Tradizionalmente, un gran numero di vini veniva regolarmente chiarificato con albumi per rimuovere i tannini indesiderati o per esaurire i lieviti avanzati. Oggi è più comune l’utilizzo di albume d’uovo essiccato in polvere oppure di colla di pesce, ricavata da vesciche di pesce essiccate (è usata anche nella birra). Allo stesso modo, la gelatina (animale) o la caseina (proteine del latte) vengono talvolta aggiunte per la chiarificazione del succo prima della fermentazione.
I produttori sostengono che tutti gli agenti chiarificanti vengono rimossi prima dell’imbottigliamento, ma alcune ricerche affermano che potrebbero rimanere piccole quantità. Sono state immesse in commercio molte opzioni vegane, di solito prodotti a base di argilla o carbone, e queste sono sempre più utilizzate. I vini naturali e altri vini non interventisti a volte vengono imbottigliati non filtrati e saranno quindi probabilmente “vegani”. Tuttavia, un vino biologico o biodinamico non è necessariamente vegetariano o vegano.
Oggigiorno la maggior parte dei vini sono vegani, ma può essere molto difficile saperlo guardando la bottiglia, poiché pochissimi danno dettagli sull’etichetta. Esistono tuttavia diverse eccezioni: è crescente il numero di bottiglie che riportano sull’etichetta posteriore l’indicazione se il vino è vegetariano o vegano.
È davvero importante per il consumatore di vino? Wine Intelligence ed altre agenzie svolgono regolarmente ricerche sui consumatori regolari di vino da cui emerge come le categorie “vegetariano” e “vegano” siano considerate ancora di minore importanza, con una piccola percentuale dei bevitori, sebbene crescente negli anni, che mostrava interesse (rispetto ad esempio al vino biologico, biodinamico o sostenibile). Tuttavia, sospettiamo che il numero effettivo potrebbe essere più alto, poiché molti consumatori potrebbero non essere consapevoli del fatto che il vino non è sempre adatto ai vegani.
Forse in futuro, qualora i produttori fossero obbligati per legge a riportare etichette con avvertenze per la salute, includeranno anche queste informazioni.

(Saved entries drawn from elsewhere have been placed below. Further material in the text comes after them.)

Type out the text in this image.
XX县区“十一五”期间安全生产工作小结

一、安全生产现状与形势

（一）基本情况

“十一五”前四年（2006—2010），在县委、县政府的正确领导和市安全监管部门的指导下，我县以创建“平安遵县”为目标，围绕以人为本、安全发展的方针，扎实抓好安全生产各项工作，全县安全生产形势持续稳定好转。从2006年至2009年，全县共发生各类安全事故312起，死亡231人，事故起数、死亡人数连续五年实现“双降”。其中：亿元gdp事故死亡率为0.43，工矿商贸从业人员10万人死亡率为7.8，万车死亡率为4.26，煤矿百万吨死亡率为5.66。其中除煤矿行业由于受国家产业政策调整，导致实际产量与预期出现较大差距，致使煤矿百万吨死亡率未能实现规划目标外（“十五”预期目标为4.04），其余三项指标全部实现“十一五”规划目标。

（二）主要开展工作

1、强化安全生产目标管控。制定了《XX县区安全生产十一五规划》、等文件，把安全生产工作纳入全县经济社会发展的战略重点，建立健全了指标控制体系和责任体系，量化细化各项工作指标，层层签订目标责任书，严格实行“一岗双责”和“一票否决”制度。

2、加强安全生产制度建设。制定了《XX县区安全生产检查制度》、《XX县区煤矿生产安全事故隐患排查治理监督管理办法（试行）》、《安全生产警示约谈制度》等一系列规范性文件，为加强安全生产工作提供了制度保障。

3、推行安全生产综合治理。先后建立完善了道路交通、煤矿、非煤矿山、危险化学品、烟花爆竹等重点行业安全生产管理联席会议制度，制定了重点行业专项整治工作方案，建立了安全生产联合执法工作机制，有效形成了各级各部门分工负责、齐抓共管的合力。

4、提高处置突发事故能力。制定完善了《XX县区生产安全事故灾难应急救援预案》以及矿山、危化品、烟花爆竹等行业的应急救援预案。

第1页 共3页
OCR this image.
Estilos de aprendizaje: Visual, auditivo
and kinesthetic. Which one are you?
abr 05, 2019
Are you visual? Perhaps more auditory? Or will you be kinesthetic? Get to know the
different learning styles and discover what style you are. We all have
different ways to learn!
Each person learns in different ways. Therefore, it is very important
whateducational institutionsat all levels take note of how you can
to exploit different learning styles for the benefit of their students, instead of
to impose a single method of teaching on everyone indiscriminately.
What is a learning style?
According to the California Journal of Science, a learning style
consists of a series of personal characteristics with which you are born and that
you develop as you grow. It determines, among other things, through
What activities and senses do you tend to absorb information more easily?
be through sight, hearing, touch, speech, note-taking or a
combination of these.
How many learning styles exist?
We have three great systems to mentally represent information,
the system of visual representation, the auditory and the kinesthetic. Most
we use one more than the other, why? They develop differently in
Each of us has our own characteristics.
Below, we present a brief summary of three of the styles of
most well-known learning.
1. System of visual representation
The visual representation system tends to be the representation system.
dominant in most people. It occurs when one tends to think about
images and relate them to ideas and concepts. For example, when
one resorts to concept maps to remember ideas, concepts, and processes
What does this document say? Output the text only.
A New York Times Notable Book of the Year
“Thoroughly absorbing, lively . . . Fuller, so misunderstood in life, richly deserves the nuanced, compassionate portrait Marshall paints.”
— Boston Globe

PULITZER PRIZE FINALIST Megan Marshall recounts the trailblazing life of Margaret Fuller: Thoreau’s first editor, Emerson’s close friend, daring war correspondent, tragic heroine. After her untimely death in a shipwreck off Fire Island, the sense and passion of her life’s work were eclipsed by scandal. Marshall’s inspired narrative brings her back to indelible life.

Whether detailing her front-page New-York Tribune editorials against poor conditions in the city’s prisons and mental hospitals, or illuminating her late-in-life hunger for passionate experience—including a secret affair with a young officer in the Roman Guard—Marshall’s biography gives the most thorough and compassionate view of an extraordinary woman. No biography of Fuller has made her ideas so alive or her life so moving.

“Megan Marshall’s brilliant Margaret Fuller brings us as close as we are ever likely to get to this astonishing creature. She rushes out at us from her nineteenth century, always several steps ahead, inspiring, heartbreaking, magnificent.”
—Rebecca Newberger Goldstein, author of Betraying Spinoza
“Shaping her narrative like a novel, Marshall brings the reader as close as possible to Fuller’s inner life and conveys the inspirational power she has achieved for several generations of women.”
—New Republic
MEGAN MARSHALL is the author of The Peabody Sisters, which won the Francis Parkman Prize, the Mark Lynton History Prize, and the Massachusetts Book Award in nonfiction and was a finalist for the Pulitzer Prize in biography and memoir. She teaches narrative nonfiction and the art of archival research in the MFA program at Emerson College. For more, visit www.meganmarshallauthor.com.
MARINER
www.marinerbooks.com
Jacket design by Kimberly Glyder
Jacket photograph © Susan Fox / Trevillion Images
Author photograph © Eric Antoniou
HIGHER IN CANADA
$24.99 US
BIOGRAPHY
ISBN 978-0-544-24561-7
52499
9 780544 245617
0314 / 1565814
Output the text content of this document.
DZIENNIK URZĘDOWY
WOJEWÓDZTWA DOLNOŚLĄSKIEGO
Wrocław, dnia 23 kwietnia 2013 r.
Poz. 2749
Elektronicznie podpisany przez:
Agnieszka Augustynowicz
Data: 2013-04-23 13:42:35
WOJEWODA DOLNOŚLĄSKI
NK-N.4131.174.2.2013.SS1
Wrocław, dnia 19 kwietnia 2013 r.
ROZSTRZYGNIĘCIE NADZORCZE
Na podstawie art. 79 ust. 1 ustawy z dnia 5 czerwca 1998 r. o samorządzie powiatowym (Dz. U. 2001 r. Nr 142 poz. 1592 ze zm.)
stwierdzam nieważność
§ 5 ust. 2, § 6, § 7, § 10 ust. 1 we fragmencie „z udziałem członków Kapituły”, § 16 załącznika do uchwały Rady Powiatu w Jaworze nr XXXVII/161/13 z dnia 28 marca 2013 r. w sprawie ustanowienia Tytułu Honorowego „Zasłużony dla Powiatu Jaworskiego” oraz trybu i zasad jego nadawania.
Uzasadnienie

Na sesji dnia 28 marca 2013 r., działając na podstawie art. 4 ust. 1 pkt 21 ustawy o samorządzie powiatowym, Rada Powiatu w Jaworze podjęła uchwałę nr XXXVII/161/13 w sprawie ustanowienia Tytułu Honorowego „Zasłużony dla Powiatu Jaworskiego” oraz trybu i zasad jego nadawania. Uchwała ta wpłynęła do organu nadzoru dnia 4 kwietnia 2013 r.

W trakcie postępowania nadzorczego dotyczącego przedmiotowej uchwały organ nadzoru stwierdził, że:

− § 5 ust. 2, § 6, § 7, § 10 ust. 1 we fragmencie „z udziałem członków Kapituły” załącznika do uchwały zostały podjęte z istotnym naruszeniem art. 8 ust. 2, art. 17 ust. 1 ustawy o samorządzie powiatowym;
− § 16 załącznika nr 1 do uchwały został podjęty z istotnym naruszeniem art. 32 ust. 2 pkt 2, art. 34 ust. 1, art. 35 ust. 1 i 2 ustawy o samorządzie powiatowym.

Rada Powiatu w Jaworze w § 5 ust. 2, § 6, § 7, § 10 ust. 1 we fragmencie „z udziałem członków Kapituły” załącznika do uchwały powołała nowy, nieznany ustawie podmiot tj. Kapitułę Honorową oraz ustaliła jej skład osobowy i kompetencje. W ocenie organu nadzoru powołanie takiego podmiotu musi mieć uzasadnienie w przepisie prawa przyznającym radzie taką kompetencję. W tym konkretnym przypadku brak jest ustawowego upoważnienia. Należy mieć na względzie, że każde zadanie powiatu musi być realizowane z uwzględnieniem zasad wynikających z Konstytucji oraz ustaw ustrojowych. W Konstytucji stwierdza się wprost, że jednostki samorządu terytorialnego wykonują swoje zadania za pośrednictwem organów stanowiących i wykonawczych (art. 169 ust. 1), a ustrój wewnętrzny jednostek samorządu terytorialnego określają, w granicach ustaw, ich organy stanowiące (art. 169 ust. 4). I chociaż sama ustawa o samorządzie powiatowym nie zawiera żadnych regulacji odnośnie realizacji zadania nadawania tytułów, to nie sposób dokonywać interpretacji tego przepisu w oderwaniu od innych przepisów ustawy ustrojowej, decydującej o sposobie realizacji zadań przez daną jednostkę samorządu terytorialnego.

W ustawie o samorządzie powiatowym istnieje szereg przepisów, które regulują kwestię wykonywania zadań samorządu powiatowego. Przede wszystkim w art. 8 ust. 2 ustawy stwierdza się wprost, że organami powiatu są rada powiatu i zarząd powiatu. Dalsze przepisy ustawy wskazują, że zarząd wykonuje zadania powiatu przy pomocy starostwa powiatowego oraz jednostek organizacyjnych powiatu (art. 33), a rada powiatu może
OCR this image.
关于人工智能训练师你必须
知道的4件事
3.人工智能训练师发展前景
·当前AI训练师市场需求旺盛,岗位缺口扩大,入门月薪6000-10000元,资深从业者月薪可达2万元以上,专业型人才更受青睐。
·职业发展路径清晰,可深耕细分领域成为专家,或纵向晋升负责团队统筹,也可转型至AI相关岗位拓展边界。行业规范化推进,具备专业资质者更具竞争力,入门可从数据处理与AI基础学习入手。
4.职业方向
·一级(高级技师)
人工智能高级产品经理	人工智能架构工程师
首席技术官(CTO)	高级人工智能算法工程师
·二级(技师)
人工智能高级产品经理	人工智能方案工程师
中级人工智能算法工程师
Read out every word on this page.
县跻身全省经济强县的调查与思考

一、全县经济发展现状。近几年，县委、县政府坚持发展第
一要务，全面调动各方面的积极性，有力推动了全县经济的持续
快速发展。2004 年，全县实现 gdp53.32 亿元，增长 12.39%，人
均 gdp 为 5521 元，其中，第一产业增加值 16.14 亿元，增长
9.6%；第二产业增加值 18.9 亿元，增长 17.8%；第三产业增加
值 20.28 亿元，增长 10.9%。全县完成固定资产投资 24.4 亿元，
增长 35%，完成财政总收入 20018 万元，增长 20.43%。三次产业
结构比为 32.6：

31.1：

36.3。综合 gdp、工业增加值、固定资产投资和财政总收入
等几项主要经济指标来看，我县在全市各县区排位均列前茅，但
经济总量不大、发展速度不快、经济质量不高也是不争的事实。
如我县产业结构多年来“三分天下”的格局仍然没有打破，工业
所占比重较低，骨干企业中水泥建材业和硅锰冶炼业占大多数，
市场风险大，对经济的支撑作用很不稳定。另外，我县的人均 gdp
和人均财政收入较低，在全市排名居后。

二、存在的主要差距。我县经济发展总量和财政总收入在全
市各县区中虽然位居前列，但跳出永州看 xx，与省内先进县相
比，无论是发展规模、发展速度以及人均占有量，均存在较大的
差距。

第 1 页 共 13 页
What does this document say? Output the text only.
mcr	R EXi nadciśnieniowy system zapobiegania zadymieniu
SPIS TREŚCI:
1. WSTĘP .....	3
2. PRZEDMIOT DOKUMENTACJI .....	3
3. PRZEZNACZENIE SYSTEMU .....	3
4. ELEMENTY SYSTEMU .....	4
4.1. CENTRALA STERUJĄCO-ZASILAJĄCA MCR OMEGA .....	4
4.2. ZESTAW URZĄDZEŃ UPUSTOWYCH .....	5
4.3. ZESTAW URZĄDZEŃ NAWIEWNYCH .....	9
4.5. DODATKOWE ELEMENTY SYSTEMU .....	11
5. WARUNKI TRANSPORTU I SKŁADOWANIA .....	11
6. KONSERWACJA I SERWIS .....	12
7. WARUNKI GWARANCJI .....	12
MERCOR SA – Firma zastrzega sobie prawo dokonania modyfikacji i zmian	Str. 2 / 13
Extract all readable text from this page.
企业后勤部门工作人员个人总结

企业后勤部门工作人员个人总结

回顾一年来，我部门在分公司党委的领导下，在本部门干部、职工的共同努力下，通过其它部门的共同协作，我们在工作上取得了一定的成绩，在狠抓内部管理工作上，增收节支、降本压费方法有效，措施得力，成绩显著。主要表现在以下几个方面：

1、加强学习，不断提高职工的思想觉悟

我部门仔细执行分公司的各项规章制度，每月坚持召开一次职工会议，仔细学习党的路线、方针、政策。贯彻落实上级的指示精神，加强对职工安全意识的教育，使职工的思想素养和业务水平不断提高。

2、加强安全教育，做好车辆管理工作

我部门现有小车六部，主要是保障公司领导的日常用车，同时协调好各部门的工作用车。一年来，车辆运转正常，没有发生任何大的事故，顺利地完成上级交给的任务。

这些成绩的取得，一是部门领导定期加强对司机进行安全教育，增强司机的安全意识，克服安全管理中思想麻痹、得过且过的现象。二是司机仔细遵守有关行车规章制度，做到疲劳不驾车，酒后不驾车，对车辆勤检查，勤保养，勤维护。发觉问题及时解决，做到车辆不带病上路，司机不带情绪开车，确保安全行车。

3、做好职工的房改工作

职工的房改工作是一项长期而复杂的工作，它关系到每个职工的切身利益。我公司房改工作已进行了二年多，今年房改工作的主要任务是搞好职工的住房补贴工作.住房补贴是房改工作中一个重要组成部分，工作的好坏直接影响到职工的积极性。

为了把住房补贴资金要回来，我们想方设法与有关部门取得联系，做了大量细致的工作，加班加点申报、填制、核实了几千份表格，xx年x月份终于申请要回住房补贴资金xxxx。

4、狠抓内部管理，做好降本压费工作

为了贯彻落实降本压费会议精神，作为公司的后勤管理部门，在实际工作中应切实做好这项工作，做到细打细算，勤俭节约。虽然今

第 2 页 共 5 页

Ma è indubbio che la scelta di un’alimentazione prevalentemente o esclusivamente vegetale si stia diffondendo, anche in relazione al crescente interesse delle persone per uno stile di vita più sostenibile e salutare che ormai stanno sfiorando il 10% della popolazione. Stile di vita che, come scrive Sara Porro in un articolo di questi giorni ancora su Il Gusto (lo trovate qui!), deve essere preso ormai in considerazione dai sommelier e da chi si occupa di comunicazione del vino, in quanto potrebbe rivoluzionare tutto il mondo degli abbinamenti cibo-vino.